Hilary: These therefore the Apostles first set forth, because they were
yet in these things; and from these things the preaching of the Gospel
grows to its more abundant strength and virtue. Then the people is commanded
to sit down upon the grass, as no longer lying upon the ground, but resting
upon the Law, each one reposing upon the fruit of his own works as upon
the grass of the earth.
Jerome: Or, they are bid to lie down on the grass, and that, according
to another Evangelist, by fifties and by hundreds, that after they have
trampled upon their flesh, and have subjugated the pleasures of the world
as dried grass under them, then by the presence [ed. note: Vallarsi reads
paenitentiam, Jerome has borrowed the interpretation from Origen who refers
to the year of jubilee; and the Glossa ordinaria on this verse is, "The
rest of the Jubilee is here contained under the mystery of the number fifty;
for fifty twice taken makes a hundred; because we must first rest from
evil actions, that the soul may afterwards more fully repose in meditation."]
of the number fifty, they ascend to the eminent perfection of a hundred.
He looks up to heaven to teach us that our eyes are to be directed thither.
The Law with the Prophets is broken, and in the midst of them are brought
forward mysteries, that whereas they partook not of it whole, when broken
into pieces it may be food for the multitude of the [p. 537] Gentiles.
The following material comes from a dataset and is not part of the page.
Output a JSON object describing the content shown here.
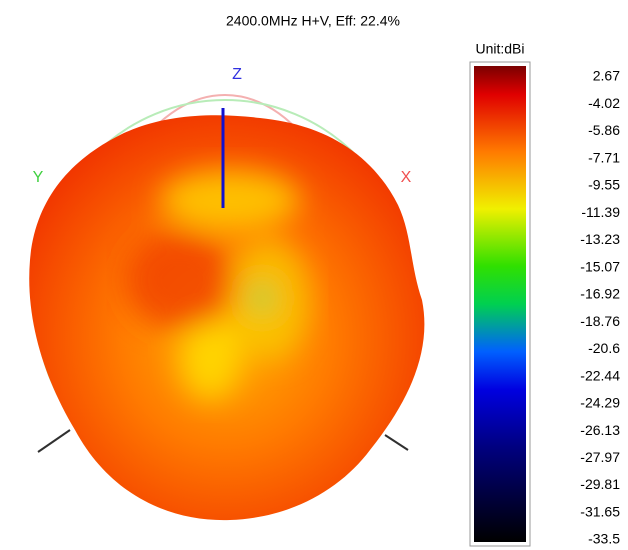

Hilary: Then the loaves are given to the Apostles, because through them
the gifts of divine grace were to be rendered. And the number of them that
did eat is found to be the same as that of those who should believe; for
we find in the book of Acts that out of the vast number of the people of
Israel, five thousand men believed.
Jerome: There partook five thousand who had reached maturity; for women
and children, the weaker sex, and the tender age, were unworthy of number;
thus in the book of Numbers, slaves, women, children, and an undistinguished
crowd, are passed over unnumbered.
Raban.: The multitude being hungry, He creates no new viands, but having
taken what the disciples had, He gave thanks. In like manner when He came
in the flesh, He preached no other things than what had been foretold,
but shewed that the writings of the Law and the Prophets were big with
That which the multitude leave is taken up by the disciples, because
the more secret mysteries which cannot be comprehended by the uninstructed,
are not to be treated with neglect, but are to be diligently sought out
by the twelve Apostles (who are represented by the twelve baskets) and
their successors. For by baskets servile offices are performed, and God
has chosen the weak things of the world to confound the strong. The five
thousand for the five senses of the body are they who in a secular condition
know how to use rightly things without.